Universal Studios Florida is one of America’s greatest destination theme parks where you can experience the glamour of Rodeo Drive, the glitz of Fifth Avenue, travel to Fisherman's Wharf, and sit in Pennsylvania Station. You'll see a collection of streets so meticulously detailed, you'll swear you were really there. It’s the largest motion pictures studio outside of Hollywood.

But, leave the Orlando area - its many golf courses and theme parks – and Polk County spreads out to the west until you reach Tampa, filled with historic attractions and just plain folk doing real things.

Oh, yes, there are major theme destinations like Cypress Gardens, but even that’s a lot different than what you find in Orlando. It’s a theme park based on real life.

If you haven’t been to the Gardens in the past 30 or so years you haven’t missed a beat – for the Gardens haven’t changed much since the 1930s when it was Florida’s first major attraction.

You can still walk among the fantastic flowers and see gracious Southern ladies in hoop skirts strategically placed for photos. It is running virtually the same entertaining water-ski show it did two generations ago and the massive gardens are still in full bloom year ‘round.

Close by is the Water Ski Hall of Fame in Winter Haven, where water skiing buffs can revel in seeing grainy videos, newspaper stories, boats, tow ropes, and rhinestone-covered water-ski show costumes worn by world champions.

Further west – towards Tampa – the real heart of Florida gradually opens like one of those Cypress Gardens flowers and the line between theme parks and reality becomes blurred and then vanishes altogether as you experience life as real Floridians live it.

Photo by Toshi Chatelin of Chatelin Features.
Photo by Toshi Chatelin of Chatelin Features.

Drive along the off-freeway paved roads, and you wind past orange groves, small towns, and past buildings that look as though they’ve been produced for a 1930s movie set. But they aren’t part of a theme park. They’re real and that’s the joy of Polk County.

In the Spring, you can sit in classic baseball parks, watching millionaire ball players loosen their muscles for the real thing during the Grapefruit League season in February and March. Lakeland hosts the Detroit Tigers, Haines City the Kansas City Royals and Winter Haven the Cleveland Indians.

Ask at any tourist office and get a map that leads to wildlife parks, state parks, and off-beat historic sites that aren’t usually found in travel agent guidebooks.

Little known, for example, is that Polk country has the largest collection of Frank Lloyd Wright buildings in America, located on the campus at Florida Southern College in Lakeland.

While the 10 buildings are in daily use, you can tour them for free and regale in the stories about the architect who continued to create buildings with leaky roofs throughout his career.

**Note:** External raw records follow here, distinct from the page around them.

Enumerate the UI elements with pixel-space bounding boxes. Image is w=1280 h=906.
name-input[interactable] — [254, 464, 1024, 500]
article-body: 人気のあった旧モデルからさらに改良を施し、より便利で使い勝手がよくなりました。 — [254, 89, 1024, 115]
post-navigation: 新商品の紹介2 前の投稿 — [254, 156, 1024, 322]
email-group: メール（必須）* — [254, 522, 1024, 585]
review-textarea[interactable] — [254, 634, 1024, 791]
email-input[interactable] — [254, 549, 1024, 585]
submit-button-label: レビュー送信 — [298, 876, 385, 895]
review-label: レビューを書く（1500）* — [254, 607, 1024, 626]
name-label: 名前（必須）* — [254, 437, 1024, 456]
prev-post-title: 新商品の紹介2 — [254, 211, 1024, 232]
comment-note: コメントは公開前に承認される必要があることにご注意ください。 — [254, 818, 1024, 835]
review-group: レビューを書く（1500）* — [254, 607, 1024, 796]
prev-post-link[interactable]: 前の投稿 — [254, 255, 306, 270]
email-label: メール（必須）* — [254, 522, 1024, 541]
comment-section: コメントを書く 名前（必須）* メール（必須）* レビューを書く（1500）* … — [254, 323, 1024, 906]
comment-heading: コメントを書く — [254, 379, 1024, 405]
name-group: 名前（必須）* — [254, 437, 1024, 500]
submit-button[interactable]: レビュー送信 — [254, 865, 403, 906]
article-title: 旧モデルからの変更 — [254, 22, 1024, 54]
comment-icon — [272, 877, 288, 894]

And there’s the small, creaky Railroad Museum in downtown Lake Wales that traces the railway’s history of the area in a series of photos from the mid-1920s. Remarkably, the town that surrounds the station looks virtually the same. Across the tracks and the old renovated rail cars that serve as restaurants, is a heritage house being converted to a museum/gallery.

The major acquiescence to theme parks is just outside Polk City, where there’s an aircraft museum called, Fantasy of Flight where old airplanes sit spotless and carefully restored. You can walk through a Second World War B-17 bomber and understand the perils that went with those who flew in the surprisingly thin-skinned aircraft.

Once you’ve left Polk Country and approach Tampa, the more contemporary Central Florida becomes until you find yourself once again in the world of theme parks and make believe.

And as much as you can enjoy the pleasures of Busch Gardens with its magical rides and where you can take an open-vehicle tour among African wildlife, it’s a walk out of reality and into the world of make-believe.

And you find yourself missing that small touch the real Florida.